Characteristics of cubism are: blunted volumes, confusing perspective, collage, different points of view, still life, analytically, synthetic.
Email cloisonné
Email cloisonné is a enamel technique. A plate is used on which (precious) metal wires are welded to form cells (in every desired form). These cells are then filled up with enamel.
Earthenware
Collective noun for crockery made of baked soil, loam or clay.
Faience
After the French word faïence. Originates from the Italian village Faenza. Glazed and painted earthenware. Synonym for faience is majolica.
Grand feu
High temperature which is necessary to bake earthenware and porcelain.
Kaolin
Soft white clay that is an essential ingredient in the manufacture of china and porcelain.
Majolica
See faience.
Majolique setting
A setting on the unprocessed glaze layer.
Petit feu
A decoration technique where a decoration is applied to a ceramic object that already has been baked and which is subsequently baked at a low temperature.
Porcelain
Porcelain is a particular form of ceramics. Porcelain is hard, translucent and has a clear sound.
To produce porcelain one adds to a clay as white as possible, usually called kaolin, silver sand (quartz) to make the clay less greasy and to make sure it is more glassy after baking. Feldspar (granite) is added to reduce the baking temperature.

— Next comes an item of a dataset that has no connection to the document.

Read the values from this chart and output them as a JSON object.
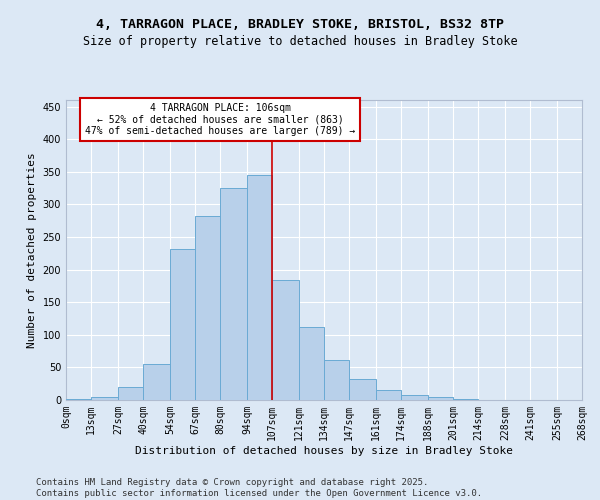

European porcelain is baked twice: the first time at 900 ºC (which produces so-called biscuit); after applying a glaze layer the objects are baked at a temperature of approximately 1400 ºC.
Porcelaine tendre
Also called soft-paste porcelain. It is an artifical porcelain made without kaolin, unlike hard-paste porcelain. Before kaolin was discovered in Europe in the late 1700s, the more fragile soft-paste porcelain was made by factories such as the Medici in Florence and Chantilly in France.
Terre de pipe
Soft white earthenware, often used for making pipes, that is a kind of unglazed faience fine with a superficial resemblance to biscuit, or unglazed, porcelain.